Tjon et al.[26] suggested that the downregulation of the TCR by T-cell neoplastic cells might be a way of escaping immune-regulatory processes. Moreover, the lack of representative cell lines of most of these types of tumors and of engraftments of human tissue in immunocompromised mice, suggests that the tumoral cell depends strongly on its microenvironment.[58] Here we showed that the loss of TCR-beta F1 is associated with CD30 expression, substitution of normal ezrin cytoskeletal proteins by fascin and the activation of oncogenes such as BLIMP1 and JUNB, which confer a more aggressive behavior on these tumors. In contrast with B-cell neoplasms, there is no clear proof of the existence of a normal counterpart for each type of T-cell lymphoma, and the findings described here could be interpreted as evidence of the existence of tumor-specific signatures, reflecting individual molecular events that characterize the neoplastic transformation of T cells.

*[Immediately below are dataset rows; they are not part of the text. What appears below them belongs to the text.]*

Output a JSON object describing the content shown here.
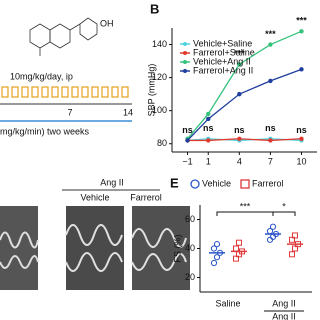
{
  "panel_labels": {
    "b": "B",
    "e": "E"
  },
  "schematic": {
    "dose": "10mg/kg/day, ip",
    "day_mid": "7",
    "day_end": "14",
    "infusion": "mg/kg/min) two weeks"
  },
  "echo": {
    "group": "Ang II",
    "columns": [
      "Vehicle",
      "Farrerol"
    ]
  },
  "chart_data": [
    {
      "type": "line",
      "y_label": "SBP (mmHg)",
      "x": [
        -1,
        1,
        4,
        7,
        10
      ],
      "xlim": [
        -2.5,
        11.5
      ],
      "xticks": [
        {
          "value": -1,
          "label": "−1"
        },
        1,
        4,
        7,
        10
      ],
      "ylim": [
        75,
        150
      ],
      "yticks": [
        80,
        100,
        120,
        140
      ],
      "series": [
        {
          "name": "Vehicle+Saline",
          "color": "#4fd3e0",
          "values": [
            82,
            83,
            82,
            83,
            82
          ]
        },
        {
          "name": "Farrerol+Saline",
          "color": "#e03a2f",
          "values": [
            82,
            82,
            83,
            82,
            83
          ]
        },
        {
          "name": "Vehicle+Ang II",
          "color": "#35c27a",
          "values": [
            83,
            98,
            128,
            140,
            148
          ]
        },
        {
          "name": "Farrerol+Ang II",
          "color": "#1f3f9e",
          "values": [
            82,
            95,
            110,
            118,
            125
          ]
        }
      ],
      "annotations": [
        {
          "x": -1,
          "text": "ns"
        },
        {
          "x": 1,
          "text": "ns"
        },
        {
          "x": 4,
          "text": "ns"
        },
        {
          "x": 7,
          "text": "ns"
        },
        {
          "x": 10,
          "text": "ns"
        },
        {
          "x": 4,
          "text": "***"
        },
        {
          "x": 7,
          "text": "***"
        },
        {
          "x": 10,
          "text": "***"
        }
      ]
    },
    {
      "type": "dot",
      "y_label": "FS (%)",
      "categories": [
        "Saline",
        "Ang II"
      ],
      "group_label": "Ang II",
      "ylim": [
        10,
        70
      ],
      "yticks": [
        20,
        40,
        60
      ],
      "series": [
        {
          "name": "Vehicle",
          "color": "#2a55c9",
          "values": [
            37,
            50
          ],
          "points": [
            [
              30,
              34,
              37,
              40,
              43
            ],
            [
              46,
              48,
              50,
              52,
              55
            ]
          ]
        },
        {
          "name": "Farrerol",
          "color": "#e03a3a",
          "values": [
            38,
            43
          ],
          "points": [
            [
              33,
              36,
              38,
              40,
              44
            ],
            [
              36,
              40,
              43,
              46,
              49
            ]
          ]
        }
      ],
      "significance": [
        "***",
        "*"
      ]
    }
  ]
}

In conclusion, we confirmed the mutually exclusive expression of TCR and CD30 molecules in PTCL, and identified some specific markers that may be used to predict survival independently of the clinical variables, specifically among the PTCL-NOS tumor subgroup. Nevertheless, these patients were heterogeneously treated and immunohistochemical cutoff values were manually identified. The results would require confirmation in an independent series of homogeneously treated PTCL patients.